If some form of car parking emerges from the consultation as the preferred long-term use then this could take up to a further two years to progress, which is the length of time a de-registration process could take. There is also no guarantee that a de-registration application would be successful.

So the council had to decide the most appropriate action to take in the meantime and whether it wished to leave the boulders in place, possibly for up to three years.

The site is in a prominent town centre location and didn’t reflect a positive image for Kendal in that condition. It was also still costing money to maintain, particularly as costs were incurred following repeated attempts to damage or remove the fencing and boulders.

The council therefore decided to implement an interim landscaping scheme to improve the site and make it more accessible in line with its common land designation for use for ‘air and recreation’.

Much of the £286,000 spent on this interim ‘reinstatement and decontamination’ scheme were related to the essential groundworks and decontamination works, which would have needed to be carried out as the foundation for whatever emerged from the consultation as the preferred long-term use of the site - whether that was for public open space or for some form of car parking if the land was de-registered.

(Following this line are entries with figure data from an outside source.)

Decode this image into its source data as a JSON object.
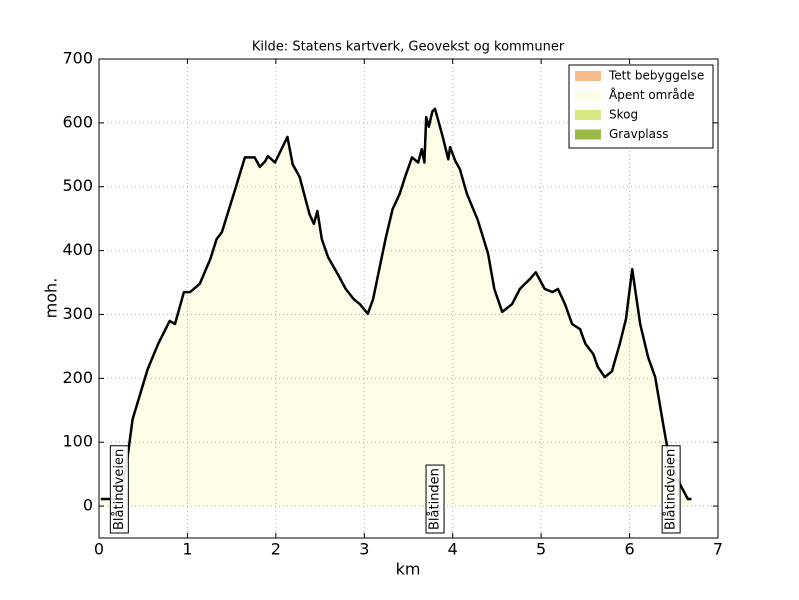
{
  "chart_data": {
    "type": "area",
    "title": "Kilde: Statens kartverk, Geovekst og kommuner",
    "xlabel": "km",
    "ylabel": "moh.",
    "xlim": [
      0,
      7
    ],
    "xticks": [
      0,
      1,
      2,
      3,
      4,
      5,
      6,
      7
    ],
    "ylim": [
      -50,
      700
    ],
    "yticks": [
      0,
      100,
      200,
      300,
      400,
      500,
      600,
      700
    ],
    "grid": true,
    "line_color": "#000000",
    "fill_color": "#fdfde8",
    "x": [
      0.02,
      0.24,
      0.32,
      0.38,
      0.55,
      0.67,
      0.8,
      0.86,
      0.96,
      1.03,
      1.14,
      1.26,
      1.33,
      1.39,
      1.54,
      1.65,
      1.76,
      1.82,
      1.88,
      1.91,
      1.99,
      2.13,
      2.19,
      2.27,
      2.38,
      2.43,
      2.47,
      2.52,
      2.59,
      2.7,
      2.79,
      2.88,
      2.95,
      3.04,
      3.1,
      3.24,
      3.32,
      3.4,
      3.46,
      3.54,
      3.61,
      3.65,
      3.68,
      3.7,
      3.73,
      3.77,
      3.8,
      3.88,
      3.95,
      3.97,
      4.03,
      4.08,
      4.16,
      4.28,
      4.4,
      4.47,
      4.56,
      4.67,
      4.76,
      4.87,
      4.94,
      5.04,
      5.13,
      5.19,
      5.27,
      5.35,
      5.44,
      5.5,
      5.59,
      5.64,
      5.72,
      5.8,
      5.89,
      5.96,
      6.03,
      6.12,
      6.21,
      6.29,
      6.38,
      6.46,
      6.57,
      6.66,
      6.7
    ],
    "values": [
      11,
      11,
      74,
      136,
      214,
      254,
      290,
      285,
      335,
      335,
      348,
      387,
      418,
      429,
      496,
      546,
      546,
      531,
      540,
      548,
      538,
      578,
      535,
      515,
      457,
      442,
      462,
      418,
      390,
      363,
      340,
      324,
      316,
      301,
      324,
      418,
      465,
      489,
      515,
      546,
      538,
      559,
      538,
      609,
      594,
      618,
      622,
      582,
      543,
      562,
      540,
      528,
      489,
      449,
      395,
      340,
      304,
      316,
      340,
      355,
      366,
      340,
      335,
      340,
      316,
      285,
      277,
      254,
      238,
      218,
      202,
      211,
      254,
      293,
      371,
      285,
      233,
      202,
      128,
      66,
      34,
      11,
      11
    ],
    "annotations": [
      {
        "text": "Blåtindveien",
        "x": 0.23
      },
      {
        "text": "Blåtinden",
        "x": 3.8
      },
      {
        "text": "Blåtindveien",
        "x": 6.47
      }
    ],
    "legend_position": "upper right",
    "legend": [
      {
        "label": "Tett bebyggelse",
        "color": "#f7bb8c"
      },
      {
        "label": "Åpent område",
        "color": "#fdfde8"
      },
      {
        "label": "Skog",
        "color": "#d5e882"
      },
      {
        "label": "Gravplass",
        "color": "#9cba4a"
      }
    ]
  }
}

In other words, even if the site eventually becomes a lawful car park, this decontamination and groundworks will already have been completed, reducing the overall costs associated with this option.

It was therefore considered appropriate to invest the money at that stage to enable the common land to be better used for its designated purpose and to improve the appearance of the site, with the eventual long-term use subject to the outcome of the consultation.

Q: Why would you need to de-register the land to make it into a car park, how long would a de-registration take and who would pay for this?

A: Common land has certain protections which define how it can be used. If the land were to be developed as a car park we would first need to apply to de-register it as a common to remove those protections.

This would require an application to government. As part of that process we would need to identify land of a similar size and in a nearby location to offer as a ‘swap’ common to compensate for the common land being lost at New Road.

To have a chance of being successful the evidence for any application would need to satisfy a number of legal and technical factors, such as demand for the alternative use, whether or not there was strong public support for the proposed alternative use and the ability to offer a suitable ‘swap’ common.

The de-registration application process could take up to two years to complete and could require an inquiry by a government-appointed planning inspector. Any costs associated with this process would be met by South Lakeland taxpayers.

Q: Isn’t the council just trying to de-register the land to remove the common land protections so they can sell it off for housing or some other form of development?

A: The land is currently protected from any sort of development in the future that is not consistent with its common land designation, which would rule out any form of housing.

The land is also in a flood zone so is unlikely to be suitable for residential development.

The council has no wish to see the land sold off for housing and has absolutely no plans to seek de-registration to enable such a possibility.

However, in recognition of the views of some residents that wanted a car parking option to be explored, the council did commit to consult with residents on the long-term use of the land and, if feasible, to include a car parking option, subject to successful de-registration, in that consultation.